Rm 253), perché rifletta sempre meglio la luce di Cristo. Ma il peculiare rapporto di Roma con il Giubileo dovrà rendere anche le Autorità civili particolarmente sollecite nel promuovere una convivenza cittadina ed una qualità della vita degne dell'uomo e della vocazione della nostra città.

15 In occasione dell'odierna visita, oltre a farmi dono di una pietra proveniente dall'anfiteatro Flavio, avete voluto scoprire una lapide commemorativa in quest'Aula Consiliare. Mentre formulo un cordiale ringraziamento per la vostra cortesia, auspico che questo gesto simbolico costituisca il segno permanente di una nuova era di comune impegno per il progresso umano e civile della nostra Città.

5. Con lo sguardo al Duemila, mi rivolgo ora a te, Roma, che il Signore mi ha chiamato a guidare sulla via del Vangelo, alle soglie di un nuovo Millennio!

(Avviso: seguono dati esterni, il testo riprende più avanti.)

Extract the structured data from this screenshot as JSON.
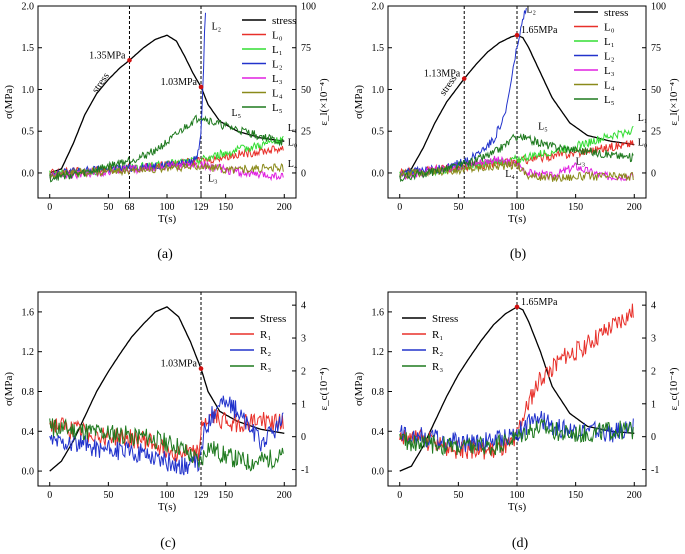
{
  "figure": {
    "panels": [
      "(a)",
      "(b)",
      "(c)",
      "(d)"
    ]
  },
  "chart_data": [
    {
      "panel": "(a)",
      "type": "line",
      "xlabel": "T(s)",
      "ylabel": "σ(MPa)",
      "y2label": "ε_l(×10⁻⁴)",
      "xlim": [
        -10,
        210
      ],
      "ylim": [
        -0.3,
        2.0
      ],
      "y2lim": [
        -15,
        100
      ],
      "xticks": [
        "0",
        "50",
        "68",
        "100",
        "129",
        "150",
        "200"
      ],
      "xtick_values": [
        0,
        50,
        68,
        100,
        129,
        150,
        200
      ],
      "yticks": [
        "0.0",
        "0.5",
        "1.0",
        "1.5",
        "2.0"
      ],
      "ytick_values": [
        0,
        0.5,
        1.0,
        1.5,
        2.0
      ],
      "y2ticks": [
        "0",
        "25",
        "50",
        "75",
        "100"
      ],
      "y2tick_values": [
        0,
        25,
        50,
        75,
        100
      ],
      "vlines": [
        68,
        129
      ],
      "legend_position": "top-right",
      "annotations": [
        {
          "text": "1.35MPa",
          "x": 68,
          "y": 1.35,
          "point": true
        },
        {
          "text": "1.03MPa",
          "x": 129,
          "y": 1.03,
          "point": true
        },
        {
          "text": "stress",
          "x": 40,
          "y": 0.95
        },
        {
          "text": "L₂",
          "x": 138,
          "y": 1.72
        },
        {
          "text": "L₅",
          "x": 155,
          "y": 0.68
        },
        {
          "text": "L₁",
          "x": 203,
          "y": 0.5
        },
        {
          "text": "L₀",
          "x": 203,
          "y": 0.33
        },
        {
          "text": "L₄",
          "x": 203,
          "y": 0.07
        },
        {
          "text": "L₃",
          "x": 135,
          "y": -0.1
        }
      ],
      "series": [
        {
          "name": "stress",
          "color": "#000000",
          "axis": "left",
          "x": [
            0,
            10,
            20,
            30,
            40,
            50,
            60,
            68,
            80,
            90,
            100,
            108,
            115,
            122,
            129,
            135,
            145,
            160,
            180,
            200
          ],
          "y": [
            0.0,
            0.05,
            0.35,
            0.7,
            0.95,
            1.12,
            1.26,
            1.35,
            1.5,
            1.6,
            1.65,
            1.58,
            1.4,
            1.2,
            1.03,
            0.82,
            0.62,
            0.5,
            0.42,
            0.38
          ]
        },
        {
          "name": "L₀",
          "color": "#e8302a",
          "axis": "right",
          "x": [
            0,
            50,
            100,
            129,
            150,
            200
          ],
          "y": [
            0,
            2,
            5,
            7,
            10,
            15
          ]
        },
        {
          "name": "L₁",
          "color": "#33dd33",
          "axis": "right",
          "x": [
            0,
            50,
            100,
            129,
            150,
            200
          ],
          "y": [
            -1,
            2,
            5,
            8,
            12,
            20
          ]
        },
        {
          "name": "L₂",
          "color": "#2233cc",
          "axis": "right",
          "x": [
            0,
            50,
            100,
            120,
            126,
            129,
            131,
            132,
            133
          ],
          "y": [
            0,
            2,
            5,
            6,
            10,
            25,
            60,
            85,
            100
          ]
        },
        {
          "name": "L₃",
          "color": "#e020e0",
          "axis": "right",
          "x": [
            0,
            50,
            100,
            129,
            150,
            175,
            200
          ],
          "y": [
            -2,
            1,
            4,
            5,
            2,
            -1,
            -2
          ]
        },
        {
          "name": "L₄",
          "color": "#8a8a1a",
          "axis": "right",
          "x": [
            0,
            50,
            100,
            129,
            150,
            200
          ],
          "y": [
            -1,
            1,
            3,
            4,
            2,
            3
          ]
        },
        {
          "name": "L₅",
          "color": "#1f7a1f",
          "axis": "right",
          "x": [
            0,
            30,
            50,
            80,
            100,
            110,
            120,
            129,
            140,
            160,
            180,
            200
          ],
          "y": [
            -3,
            0,
            4,
            10,
            18,
            24,
            30,
            34,
            30,
            26,
            22,
            18
          ]
        }
      ]
    },
    {
      "panel": "(b)",
      "type": "line",
      "xlabel": "T(s)",
      "ylabel": "σ(MPa)",
      "y2label": "ε_l(×10⁻⁴)",
      "xlim": [
        -10,
        210
      ],
      "ylim": [
        -0.3,
        2.0
      ],
      "y2lim": [
        -15,
        100
      ],
      "xticks": [
        "0",
        "50",
        "100",
        "150",
        "200"
      ],
      "xtick_values": [
        0,
        50,
        100,
        150,
        200
      ],
      "yticks": [
        "0.0",
        "0.5",
        "1.0",
        "1.5",
        "2.0"
      ],
      "ytick_values": [
        0,
        0.5,
        1.0,
        1.5,
        2.0
      ],
      "y2ticks": [
        "0",
        "25",
        "50",
        "75",
        "100"
      ],
      "y2tick_values": [
        0,
        25,
        50,
        75,
        100
      ],
      "vlines": [
        55,
        100
      ],
      "legend_position": "top-right",
      "annotations": [
        {
          "text": "1.65MPa",
          "x": 100,
          "y": 1.65,
          "point": true
        },
        {
          "text": "1.13MPa",
          "x": 55,
          "y": 1.13,
          "point": true
        },
        {
          "text": "stress",
          "x": 38,
          "y": 0.92
        },
        {
          "text": "L₂",
          "x": 108,
          "y": 1.92
        },
        {
          "text": "L₅",
          "x": 118,
          "y": 0.52
        },
        {
          "text": "L₁",
          "x": 203,
          "y": 0.62
        },
        {
          "text": "L₀",
          "x": 203,
          "y": 0.33
        },
        {
          "text": "L₃",
          "x": 150,
          "y": 0.1
        },
        {
          "text": "L₄",
          "x": 90,
          "y": -0.05
        }
      ],
      "series": [
        {
          "name": "stress",
          "color": "#000000",
          "axis": "left",
          "x": [
            0,
            10,
            20,
            30,
            40,
            55,
            65,
            75,
            85,
            95,
            100,
            105,
            110,
            120,
            130,
            145,
            160,
            180,
            200
          ],
          "y": [
            0.0,
            0.05,
            0.3,
            0.6,
            0.85,
            1.13,
            1.3,
            1.45,
            1.56,
            1.63,
            1.65,
            1.62,
            1.5,
            1.2,
            0.9,
            0.6,
            0.45,
            0.38,
            0.34
          ]
        },
        {
          "name": "L₀",
          "color": "#e8302a",
          "axis": "right",
          "x": [
            0,
            50,
            100,
            150,
            200
          ],
          "y": [
            0,
            3,
            7,
            12,
            18
          ]
        },
        {
          "name": "L₁",
          "color": "#33dd33",
          "axis": "right",
          "x": [
            0,
            50,
            100,
            150,
            200
          ],
          "y": [
            -1,
            3,
            8,
            16,
            26
          ]
        },
        {
          "name": "L₂",
          "color": "#2233cc",
          "axis": "right",
          "x": [
            0,
            40,
            60,
            80,
            90,
            95,
            100,
            104,
            108
          ],
          "y": [
            0,
            3,
            8,
            20,
            35,
            55,
            75,
            88,
            100
          ]
        },
        {
          "name": "L₃",
          "color": "#e020e0",
          "axis": "right",
          "x": [
            0,
            50,
            80,
            100,
            110,
            130,
            150,
            160,
            175,
            200
          ],
          "y": [
            -2,
            4,
            8,
            5,
            0,
            -2,
            4,
            1,
            -2,
            -2
          ]
        },
        {
          "name": "L₄",
          "color": "#8a8a1a",
          "axis": "right",
          "x": [
            0,
            50,
            100,
            110,
            130,
            160,
            200
          ],
          "y": [
            -1,
            2,
            5,
            -2,
            -3,
            -2,
            -2
          ]
        },
        {
          "name": "L₅",
          "color": "#1f7a1f",
          "axis": "right",
          "x": [
            0,
            30,
            60,
            80,
            100,
            110,
            130,
            150,
            170,
            200
          ],
          "y": [
            -3,
            1,
            6,
            12,
            22,
            20,
            16,
            14,
            12,
            9
          ]
        }
      ]
    },
    {
      "panel": "(c)",
      "type": "line",
      "xlabel": "T(s)",
      "ylabel": "σ(MPa)",
      "y2label": "ε_c(10⁻⁴)",
      "xlim": [
        -10,
        210
      ],
      "ylim": [
        -0.15,
        1.8
      ],
      "y2lim": [
        -1.5,
        4.4
      ],
      "xticks": [
        "0",
        "50",
        "100",
        "129",
        "150",
        "200"
      ],
      "xtick_values": [
        0,
        50,
        100,
        129,
        150,
        200
      ],
      "yticks": [
        "0.0",
        "0.4",
        "0.8",
        "1.2",
        "1.6"
      ],
      "ytick_values": [
        0,
        0.4,
        0.8,
        1.2,
        1.6
      ],
      "y2ticks": [
        "-1",
        "0",
        "1",
        "2",
        "3",
        "4"
      ],
      "y2tick_values": [
        -1,
        0,
        1,
        2,
        3,
        4
      ],
      "vlines": [
        129
      ],
      "legend_position": "top-right",
      "annotations": [
        {
          "text": "1.03MPa",
          "x": 129,
          "y": 1.03,
          "point": true
        }
      ],
      "series": [
        {
          "name": "Stress",
          "color": "#000000",
          "axis": "left",
          "x": [
            0,
            10,
            20,
            30,
            40,
            50,
            60,
            70,
            80,
            90,
            100,
            110,
            120,
            129,
            135,
            145,
            160,
            180,
            200
          ],
          "y": [
            0.0,
            0.1,
            0.3,
            0.55,
            0.8,
            1.0,
            1.18,
            1.35,
            1.48,
            1.6,
            1.65,
            1.55,
            1.3,
            1.03,
            0.8,
            0.6,
            0.5,
            0.42,
            0.38
          ]
        },
        {
          "name": "R₁",
          "color": "#e8302a",
          "axis": "right",
          "x": [
            0,
            20,
            50,
            80,
            110,
            128,
            130,
            140,
            160,
            180,
            200
          ],
          "y": [
            0.4,
            0.2,
            0.0,
            -0.1,
            -0.5,
            -0.5,
            0.4,
            0.6,
            0.4,
            0.5,
            0.4
          ]
        },
        {
          "name": "R₂",
          "color": "#2233cc",
          "axis": "right",
          "x": [
            0,
            20,
            50,
            80,
            110,
            128,
            132,
            145,
            160,
            180,
            200
          ],
          "y": [
            -0.1,
            -0.2,
            -0.4,
            -0.5,
            -0.9,
            -0.8,
            0.2,
            1.1,
            0.8,
            -0.2,
            0.5
          ]
        },
        {
          "name": "R₃",
          "color": "#1f7a1f",
          "axis": "right",
          "x": [
            0,
            20,
            50,
            80,
            110,
            128,
            135,
            150,
            170,
            200
          ],
          "y": [
            0.3,
            0.2,
            0.1,
            0.0,
            -0.3,
            -0.8,
            -0.3,
            -0.6,
            -0.8,
            -0.6
          ]
        }
      ]
    },
    {
      "panel": "(d)",
      "type": "line",
      "xlabel": "T(s)",
      "ylabel": "σ(MPa)",
      "y2label": "ε_c(10⁻⁴)",
      "xlim": [
        -10,
        210
      ],
      "ylim": [
        -0.15,
        1.8
      ],
      "y2lim": [
        -1.5,
        4.4
      ],
      "xticks": [
        "0",
        "50",
        "100",
        "150",
        "200"
      ],
      "xtick_values": [
        0,
        50,
        100,
        150,
        200
      ],
      "yticks": [
        "0.0",
        "0.4",
        "0.8",
        "1.2",
        "1.6"
      ],
      "ytick_values": [
        0,
        0.4,
        0.8,
        1.2,
        1.6
      ],
      "y2ticks": [
        "-1",
        "0",
        "1",
        "2",
        "3",
        "4"
      ],
      "y2tick_values": [
        -1,
        0,
        1,
        2,
        3,
        4
      ],
      "vlines": [
        100
      ],
      "legend_position": "top-left",
      "annotations": [
        {
          "text": "1.65MPa",
          "x": 100,
          "y": 1.65,
          "point": true
        }
      ],
      "series": [
        {
          "name": "Stress",
          "color": "#000000",
          "axis": "left",
          "x": [
            0,
            10,
            20,
            30,
            40,
            50,
            60,
            70,
            80,
            90,
            100,
            105,
            110,
            120,
            130,
            145,
            160,
            180,
            200
          ],
          "y": [
            0.0,
            0.05,
            0.25,
            0.5,
            0.75,
            0.97,
            1.15,
            1.32,
            1.47,
            1.58,
            1.65,
            1.62,
            1.5,
            1.2,
            0.85,
            0.58,
            0.45,
            0.4,
            0.38
          ]
        },
        {
          "name": "R₁",
          "color": "#e8302a",
          "axis": "right",
          "x": [
            0,
            20,
            50,
            80,
            98,
            102,
            110,
            120,
            140,
            160,
            180,
            200
          ],
          "y": [
            0.0,
            -0.1,
            -0.4,
            -0.4,
            -0.2,
            0.3,
            1.0,
            1.8,
            2.4,
            2.8,
            3.3,
            3.8
          ]
        },
        {
          "name": "R₂",
          "color": "#2233cc",
          "axis": "right",
          "x": [
            0,
            20,
            50,
            80,
            100,
            110,
            120,
            140,
            160,
            180,
            200
          ],
          "y": [
            0.1,
            0.0,
            -0.2,
            -0.1,
            0.1,
            0.4,
            0.5,
            0.2,
            0.2,
            0.1,
            0.3
          ]
        },
        {
          "name": "R₃",
          "color": "#1f7a1f",
          "axis": "right",
          "x": [
            0,
            20,
            50,
            80,
            100,
            110,
            120,
            140,
            160,
            180,
            200
          ],
          "y": [
            -0.1,
            -0.2,
            -0.3,
            -0.3,
            0.0,
            0.2,
            0.3,
            0.1,
            0.1,
            0.2,
            0.2
          ]
        }
      ]
    }
  ]
}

Il Signore ti ha affidato, Roma, il compito di essere nel mondo "prima inter Urbes", faro di civiltà e di fede. Sii all'altezza del tuo glorioso passato, del Vangelo che ti è stato annunciato, dei Martiri e dei Santi che hanno fatto grande il tuo nome. Apri, Roma, le ricchezze del tuo cuore e della tua storia millenaria a Cristo. Non temere, Egli non umilia la tua libertà e la tua grandezza. Egli ti ama e desidera renderti degna della tua vocazione civile e religiosa, perché tu continui ad elargire i tesori di fede, di cultura e di umanità ai tuoi figli e agli uomini del nostro tempo.

Accostandosi alla tua fede, alle testimonianze eloquenti della tua carità, all'ordinato svolgimento della tua quotidiana esistenza, possano i pellegrini del Grande Giubileo essere aiutati a credere ed a sperare nella nuova civiltà dell'Amore.

Ti affido, Roma, alla premurosa protezione di Maria, "Salus populi Romani", ed all'intercessione dei santi patroni Pietro e Paolo.

Roma, città che non temi il tempo, né il dinamismo del progresso, Roma, crocevia di pace e di civiltà; Roma, mia Roma, ti benedico e con te benedico i tuoi figli e tutti i tuoi progetti di bene!

Roma, il cui nome letto a rovescio suona Amor, amore. Come dice un poeta polacco: "Se tu dici Roma, ti risponde Amor". È così. È questa la constatazione conclusiva, ed anche un augurio per Roma. In questa circostanza odierna così importante. Grazie!